Introducing VampNet
VampNet presents a revolutionary approach in the domain of generative music modeling, specifically optimized to work with the Descript Audio Codec. This exciting project delivers a comprehensive toolkit for creating music using advanced AI models, supported by a versatile repository filled with resources and guidelines.
Explore VampNet with Unloop
For those interested in experiencing VampNet's capabilities firsthand, there's 'unloop', a unique co-creative looper that highlights what VampNet can do. Users can explore unloop via the GitHub repository found here, offering a practical example of VampNet’s applications in a creative environment.

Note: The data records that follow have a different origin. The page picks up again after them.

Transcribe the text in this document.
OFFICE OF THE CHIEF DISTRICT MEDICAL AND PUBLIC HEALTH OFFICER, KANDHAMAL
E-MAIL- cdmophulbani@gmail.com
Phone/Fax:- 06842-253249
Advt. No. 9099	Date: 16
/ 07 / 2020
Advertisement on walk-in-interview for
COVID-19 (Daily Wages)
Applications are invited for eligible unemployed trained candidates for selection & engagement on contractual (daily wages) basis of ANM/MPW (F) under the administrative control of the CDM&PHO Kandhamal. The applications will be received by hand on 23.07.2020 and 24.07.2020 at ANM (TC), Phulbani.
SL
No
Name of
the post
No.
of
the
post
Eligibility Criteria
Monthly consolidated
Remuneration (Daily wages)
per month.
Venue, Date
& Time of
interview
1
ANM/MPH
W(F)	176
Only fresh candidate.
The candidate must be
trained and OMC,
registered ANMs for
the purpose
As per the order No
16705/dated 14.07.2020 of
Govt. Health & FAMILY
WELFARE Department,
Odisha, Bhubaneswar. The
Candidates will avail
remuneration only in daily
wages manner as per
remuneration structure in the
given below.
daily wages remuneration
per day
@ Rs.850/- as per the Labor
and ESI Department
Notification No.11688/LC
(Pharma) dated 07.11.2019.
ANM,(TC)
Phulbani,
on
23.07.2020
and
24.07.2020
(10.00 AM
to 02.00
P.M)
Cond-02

Setting Up the Environment
To get started with VampNet, users need to ensure they have Python 3.9 installed. This requirement stems from a known issue with a component called madmom. The recommended approach is to create a dedicated Python environment using tools like Conda:
conda create -n vampnet python=3.9
conda activate vampnet
Once the environment is ready, VampNet can be installed by cloning the repository and installing it directly:
git clone https://github.com/hugofloresgarcia/vampnet.git
pip install -e ./vampnet
Leveraging Argbind
VampNet uses Argbind to effectively manage command-line interfaces and configuration files, which are conveniently stored in the conf/
folder for easy access and customization.
Accessing Pretrained Models
VampNet provides pretrained models, which are licensed under the CC BY-NC-SA 4.0 license. This license applies both to the original models and any models that users develop further using these pretrained weights. Users can download these models through this link and then extract them into the models/
folder.
Utilizing the Gradio Interface
For an interactive experience, VampNet offers a Gradio-powered interface. This user-friendly tool facilitates experimenting with the models:
python app.py --args.load conf/interface.yml --Interface.device cuda
Training and Fine-tuning Models
VampNet is equipped with the necessary scripts and configurations for training and fine-tuning models. Users can run a straightforward script to train a model:
python scripts/exp/train.py --args.load conf/vampnet.yml --save_path /path/to/checkpoints
For those with access to multiple GPUs, VampNet supports multi-GPU training using torchrun
:
torchrun --nproc_per_node gpu scripts/exp/train.py --args.load conf/vampnet.yml --save_path path/to/ckpt
Configuration options, such as dataset paths and training parameters, can be customized within the conf/vampnet.yml
file.
For fine-tuning existing models, VampNet enables users to generate specific configurations through the following script:
python scripts/exp/fine_tune.py "/path/to/audio1.mp3 /path/to/audio2/ /path/to/audio3.wav" <fine_tune_name>
This process creates separate configuration files to refine both coarse and fine models, ensuring that many levels of detail can be adjusted before launching the final interface of the refined model.
Debugging for Optimal Performance
To ensure smooth training, debugging can be conducted on a single GPU with zero worker processes, making it easier to troubleshoot and optimize:
CUDA_VISIBLE_DEVICES=0 python -m pdb scripts/exp/train.py --args.load conf/vampnet.yml --save_path /path/to/checkpoints --num_workers 0
In summary, VampNet stands as a robust platform for generating, training, and fine-tuning music models, providing users with the tools and resources needed to explore the frontiers of AI-driven music creativity. Whether you're a seasoned developer or a curious music enthusiast, VampNet opens up a world of creative possibilities.